In the world of business, teleworking has very quickly become the norm for those able to use it, and the results have surprised both employers and employees in terms of their ability to collaborate efficiently as a team without needing to share the same physical space. This new relationship with the ‘workplace’ raises many questions about the very purpose of an office and - by extension - the future of cities, as they refocus on greater micro-mobility and less commuting.
A more sustainable world
The ongoing crisis is also causing us to question our economic models and especially the central issues of our expectations around traceability and social commitment. This was already an underly
ing trend, but is now a clearly expressed expectation: we aspire to a form of consumption that is more respectful of people and our planet. Added to which, concerns about the environment have never been so strongly expressed, with 86% of the global population now wanting the world to be more sustainable and fairer.

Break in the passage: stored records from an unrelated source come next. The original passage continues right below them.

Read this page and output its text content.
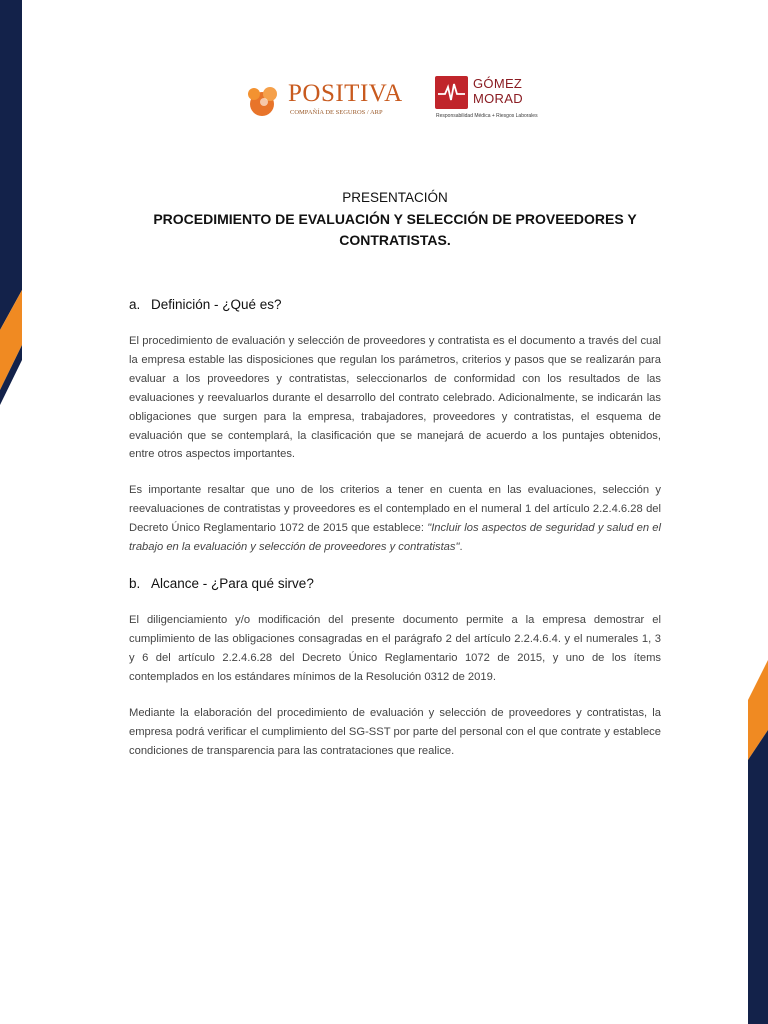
POSITIVA
COMPAÑÍA DE SEGUROS / ARP
GÓMEZ
MORAD
Responsabilidad Médica + Riesgos Laborales

PRESENTACIÓN

PROCEDIMIENTO DE EVALUACIÓN Y SELECCIÓN DE PROVEEDORES Y
CONTRATISTAS.

a. Definición - ¿Qué es?

El procedimiento de evaluación y selección de proveedores y contratista es el documento a través del cual la empresa estable las disposiciones que regulan los parámetros, criterios y pasos que se realizarán para evaluar a los proveedores y contratistas, seleccionarlos de conformidad con los resultados de las evaluaciones y reevaluarlos durante el desarrollo del contrato celebrado. Adicionalmente, se indicarán las obligaciones que surgen para la empresa, trabajadores, proveedores y contratistas, el esquema de evaluación que se contemplará, la clasificación que se manejará de acuerdo a los puntajes obtenidos, entre otros aspectos importantes.

Es importante resaltar que uno de los criterios a tener en cuenta en las evaluaciones, selección y reevaluaciones de contratistas y proveedores es el contemplado en el numeral 1 del artículo 2.2.4.6.28 del Decreto Único Reglamentario 1072 de 2015 que establece: "Incluir los aspectos de seguridad y salud en el trabajo en la evaluación y selección de proveedores y contratistas".

b. Alcance - ¿Para qué sirve?

El diligenciamiento y/o modificación del presente documento permite a la empresa demostrar el cumplimiento de las obligaciones consagradas en el parágrafo 2 del artículo 2.2.4.6.4. y el numerales 1, 3 y 6 del artículo 2.2.4.6.28 del Decreto Único Reglamentario 1072 de 2015, y uno de los ítems contemplados en los estándares mínimos de la Resolución 0312 de 2019.

Mediante la elaboración del procedimiento de evaluación y selección de proveedores y contratistas, la empresa podrá verificar el cumplimiento del SG-SST por parte del personal con el que contrate y establece condiciones de transparencia para las contrataciones que realice.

Purchases are now thought about in greater detail from a more responsible perspective: the disposable era is no longer tenable, and product life cycles are now taken into account at every link in the value chain, from producer to end-user consumer. Everyone now wants to know how, by whom and under what conditions the consumer goods they buy have been produced.
Our health, our planet and our values
Although the pandemic has not fundamentally ‘changed’ us, it has certainly accelerated aspirations that were running through our societies. These include a quest for meaning, return to local and authentic, and our environmental, social and societal responsibilities. Everyone now wants to ‘consume better’ and is demanding proof that this is what they are getting. This virtuous approach is central to the recovery plans now being implemented by governments around the world: our new digital and sustainable economies could now find that there is profit to be made from sustainability, because ultimately, our health, our planet and our values are all inextricably linked.
Thus, as an echo of this return to our most essential values, the word "Home" has now taken on a new meaning. “It encapsulates both a fundamental human need which has existed forever, an aspiration that is universal and specific to each part of the planet, and the harmonious interweaving of the material world and the emotional world, the intimate and the collective. In other words, it conveys the microcosm of our individual homes and the macrocosm of our common home – the planet," concludes Pierre-André de Chalendar.